Engineer Julian Friedman of IBM Corp. explained the rationale behind supporting two separate frameworks to TechCrunch. He said that, though it’s certainly valuable, Kubernetes is not quite as capable as Diego yet when it comes to powering “super-big multitenant scale” container clusters. Companies with such deployments can stick to Diego for the time being while organizations that have more standard requirements now have the ability to take advantage of Kubernetes’ features. 

Eirini will allow information technology teams to switch between the two without changing the user experience for developers. That should further simplify the transition to Kubernetes for existing Cloud Foundry users who currently rely on Diego.

Now that the 1.0 release is out the door, Eirini’s maintainers have started work on 1.1. The planned update will bring several notable enhancements include support for Docker container images and the latest version of the Cloud Foundry application programming interface, which includes usability enhancements.

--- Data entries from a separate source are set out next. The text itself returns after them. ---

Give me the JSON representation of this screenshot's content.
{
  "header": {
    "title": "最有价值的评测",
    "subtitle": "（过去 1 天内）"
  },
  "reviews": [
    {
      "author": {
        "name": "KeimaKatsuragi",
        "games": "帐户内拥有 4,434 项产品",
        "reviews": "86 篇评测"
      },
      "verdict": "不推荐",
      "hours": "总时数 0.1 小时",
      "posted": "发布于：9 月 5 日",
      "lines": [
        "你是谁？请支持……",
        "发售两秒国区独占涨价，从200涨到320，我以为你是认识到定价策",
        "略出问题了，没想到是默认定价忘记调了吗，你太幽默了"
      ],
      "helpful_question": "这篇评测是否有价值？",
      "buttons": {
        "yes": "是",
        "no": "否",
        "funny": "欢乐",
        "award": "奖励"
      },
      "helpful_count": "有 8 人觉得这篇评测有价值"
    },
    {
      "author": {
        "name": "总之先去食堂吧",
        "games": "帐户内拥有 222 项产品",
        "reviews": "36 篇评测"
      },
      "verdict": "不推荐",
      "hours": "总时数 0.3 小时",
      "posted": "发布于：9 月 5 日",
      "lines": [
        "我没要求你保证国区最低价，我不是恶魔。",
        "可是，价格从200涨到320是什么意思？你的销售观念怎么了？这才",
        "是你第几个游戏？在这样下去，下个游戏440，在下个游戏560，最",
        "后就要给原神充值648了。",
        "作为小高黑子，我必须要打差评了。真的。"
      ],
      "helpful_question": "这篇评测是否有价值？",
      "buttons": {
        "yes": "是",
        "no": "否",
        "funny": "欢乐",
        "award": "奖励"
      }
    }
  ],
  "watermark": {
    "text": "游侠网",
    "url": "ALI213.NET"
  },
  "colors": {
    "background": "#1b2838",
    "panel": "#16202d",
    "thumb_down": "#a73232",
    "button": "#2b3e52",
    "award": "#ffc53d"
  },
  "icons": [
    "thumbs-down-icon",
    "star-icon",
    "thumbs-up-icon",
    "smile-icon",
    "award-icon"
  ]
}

Both Cloud Foundry and Kuberentes are emerging as core building blocks of enterprise multicloud environments. Shedding additional light on the trend, Cloud Foundry Foundation Executive Director Abby Kearns (pictured) told SiliconANGLE in March that “as of early last year, over half of our users — over half of the Fortune 500 — are already running multicloud, and that number has gone up since last year.”

“Every executive I’ve talked to at every enterprise has [said], ‘We’re doing multicloud,'” Kearns added.